"World Cinema: Israel"

My book, "World Cinema: Israel" (originally published in 1996) is available from Amazon on "Kindle", with an in-depth chapter comparing and analyzing internationally acclaimed Israeli films up to 2010.

Want to see some of the best films of recent years? Just scroll down to "best films" to find listings of my recommendations.

amykronish@gmail.com

Tuesday, May 19, 2015

My Michael -- a landmark literary adaptation



This week, the Jerusalem Cinematheque is offering a retrospective of the films of Dan Wolman.  The opening event, which was held on Jerusalem Day, featured the screening of My Michael (1975), a landmark literary adaptation of the celebrated novel by Amos Oz, one of Israel's best-known contemporary writers.

Filmmaker Dan Wolman, one of Israel's most talented and creative filmmakers, was born and grew up in Jerusalem.  Two of his major films feature the city of Jerusalem as a major element in the narrative -- Hide and Seek (1980) and My Michael -- not to mention his documentary, To Touch a City (1978).

My Michael is set in early 1950s Jerusalem, which was divided in 1948 into an Arab sector and a Jewish sector, an event that split friendships and neighborhoods.  A reflection of the divided city in which she lives, Hannah, the heroine, becomes melancholy, isolated, and filled with conflict and tension. 

Hannah (Efrat Lavie) is a Hebrew literature student at the Hebrew University, a young woman of sensitivity and desire.  She is married to Michael (Oded Kotler), a reticent, sympathetic, hardworking geologist.  However, she is unfulfilled by the peaceful, humdrum, conventional life that they are leading.  She is melancholy, unhappy in her marriage, writing a diary.   Hannah slowly abandons herself to a world of dreams in which both her past attraction to and fear of Arab twin boys, with whom she played as  a child, play a major role.  As the film develops and the Arabs grow into mature men, her fantasies take on more erotic characteristics and, at the same time, become more violent, hinting at terror. 

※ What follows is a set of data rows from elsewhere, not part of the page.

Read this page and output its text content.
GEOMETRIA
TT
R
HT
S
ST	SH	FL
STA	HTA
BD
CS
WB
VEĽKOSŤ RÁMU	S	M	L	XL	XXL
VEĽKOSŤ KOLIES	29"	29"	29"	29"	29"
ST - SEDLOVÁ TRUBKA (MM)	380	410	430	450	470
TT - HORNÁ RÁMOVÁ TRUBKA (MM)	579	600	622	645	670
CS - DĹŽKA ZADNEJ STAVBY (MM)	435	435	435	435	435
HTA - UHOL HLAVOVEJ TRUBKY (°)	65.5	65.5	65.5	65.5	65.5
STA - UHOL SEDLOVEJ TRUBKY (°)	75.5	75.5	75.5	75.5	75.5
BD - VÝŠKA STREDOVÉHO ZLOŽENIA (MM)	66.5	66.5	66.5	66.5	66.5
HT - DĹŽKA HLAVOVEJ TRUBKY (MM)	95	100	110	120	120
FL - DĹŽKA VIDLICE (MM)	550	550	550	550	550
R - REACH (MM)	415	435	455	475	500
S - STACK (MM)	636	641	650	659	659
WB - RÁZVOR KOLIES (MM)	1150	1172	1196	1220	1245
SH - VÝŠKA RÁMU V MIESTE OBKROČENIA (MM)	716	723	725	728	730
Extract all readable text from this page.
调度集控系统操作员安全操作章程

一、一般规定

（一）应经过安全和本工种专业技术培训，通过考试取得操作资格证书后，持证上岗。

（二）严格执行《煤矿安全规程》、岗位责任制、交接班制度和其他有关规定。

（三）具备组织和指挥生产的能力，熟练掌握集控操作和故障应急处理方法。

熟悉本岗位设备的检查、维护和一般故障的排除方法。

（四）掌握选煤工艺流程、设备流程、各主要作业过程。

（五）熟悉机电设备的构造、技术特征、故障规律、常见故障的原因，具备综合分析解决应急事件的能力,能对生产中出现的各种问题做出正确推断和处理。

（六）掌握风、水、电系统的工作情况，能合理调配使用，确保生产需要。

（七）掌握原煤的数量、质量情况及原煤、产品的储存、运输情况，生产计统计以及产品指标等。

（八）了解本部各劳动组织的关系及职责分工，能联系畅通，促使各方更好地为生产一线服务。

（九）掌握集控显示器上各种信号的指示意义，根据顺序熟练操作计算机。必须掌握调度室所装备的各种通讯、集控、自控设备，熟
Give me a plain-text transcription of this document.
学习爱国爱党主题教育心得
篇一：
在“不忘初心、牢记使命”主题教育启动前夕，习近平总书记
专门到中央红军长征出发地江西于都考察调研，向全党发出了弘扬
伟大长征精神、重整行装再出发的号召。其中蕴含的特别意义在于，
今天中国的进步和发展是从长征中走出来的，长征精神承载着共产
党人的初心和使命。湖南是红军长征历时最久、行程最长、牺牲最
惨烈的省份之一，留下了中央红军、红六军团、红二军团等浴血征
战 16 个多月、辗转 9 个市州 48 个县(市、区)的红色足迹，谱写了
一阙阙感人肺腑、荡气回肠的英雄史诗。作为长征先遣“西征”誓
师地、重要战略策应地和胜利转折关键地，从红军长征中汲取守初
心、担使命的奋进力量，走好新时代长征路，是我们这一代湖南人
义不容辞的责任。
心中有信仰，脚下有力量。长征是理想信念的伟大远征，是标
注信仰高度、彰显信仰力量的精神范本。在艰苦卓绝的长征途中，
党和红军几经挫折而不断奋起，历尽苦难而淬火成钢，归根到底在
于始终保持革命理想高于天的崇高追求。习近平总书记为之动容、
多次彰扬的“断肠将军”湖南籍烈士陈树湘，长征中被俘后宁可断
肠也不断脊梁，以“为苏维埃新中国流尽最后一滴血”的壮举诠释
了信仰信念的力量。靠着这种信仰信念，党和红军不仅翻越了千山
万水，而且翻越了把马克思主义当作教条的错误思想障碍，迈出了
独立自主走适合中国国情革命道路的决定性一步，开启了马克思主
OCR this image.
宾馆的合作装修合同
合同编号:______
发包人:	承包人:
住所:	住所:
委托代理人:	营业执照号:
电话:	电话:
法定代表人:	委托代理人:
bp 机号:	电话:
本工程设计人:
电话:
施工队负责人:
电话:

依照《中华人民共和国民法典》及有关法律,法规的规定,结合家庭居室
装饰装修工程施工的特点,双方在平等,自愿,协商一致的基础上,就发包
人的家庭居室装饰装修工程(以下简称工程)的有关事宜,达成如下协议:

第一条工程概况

The film is remarkable in many ways.  Firstly, much of it is filmed through windows, as we see people behind the window bars, giving the viewer a sense of peeking in at the lives of the people we are watching.  Secondly, the film, although filmed in 1974 Jerusalem, provides a look at life in the city of the 1950s.  It was a period of economic difficulty and things were basically dull and depressing -- before economic prosperity, with the city divided, before the era of museums, concert halls, theaters, and shopping malls.   

Hannah is a woman imprisoned by her husband's inarticulateness, by his reticence to tell her how he feels about things, and by her attraction to others.  When one of her neighbors has a mental breakdown and is sent to a nearby sanatorium, Hannah goes to visit and meets a woman who is a reflection of herself.  She whispers "sh, sh", and then screams frantically.  

The film concludes with Hannah finally breaking down, clanking her teaspoon back and forth on her teacup. This is a fascinating conclusion, offering a rhythmic allusion to the sound of the Arab stone masons, chipping away at a block of Jerusalem stone. According to Dan Wolman, it was Amos Oz's idea to end the film in this way. 

At the screening, Wolman told the audience how difficult it had been to find an Israeli distributor for this film because it was the post-Yom Kippur War period and people didn't want to see melancholy films.  Finally, the film was picked up by a local distributor and it had a very successful run in Israeli cinemas. 
   
Wolman also told the audience that while he is happy about this retrospective of his films, he prefers to look forward, rather than backward, and is indeed working on a new film!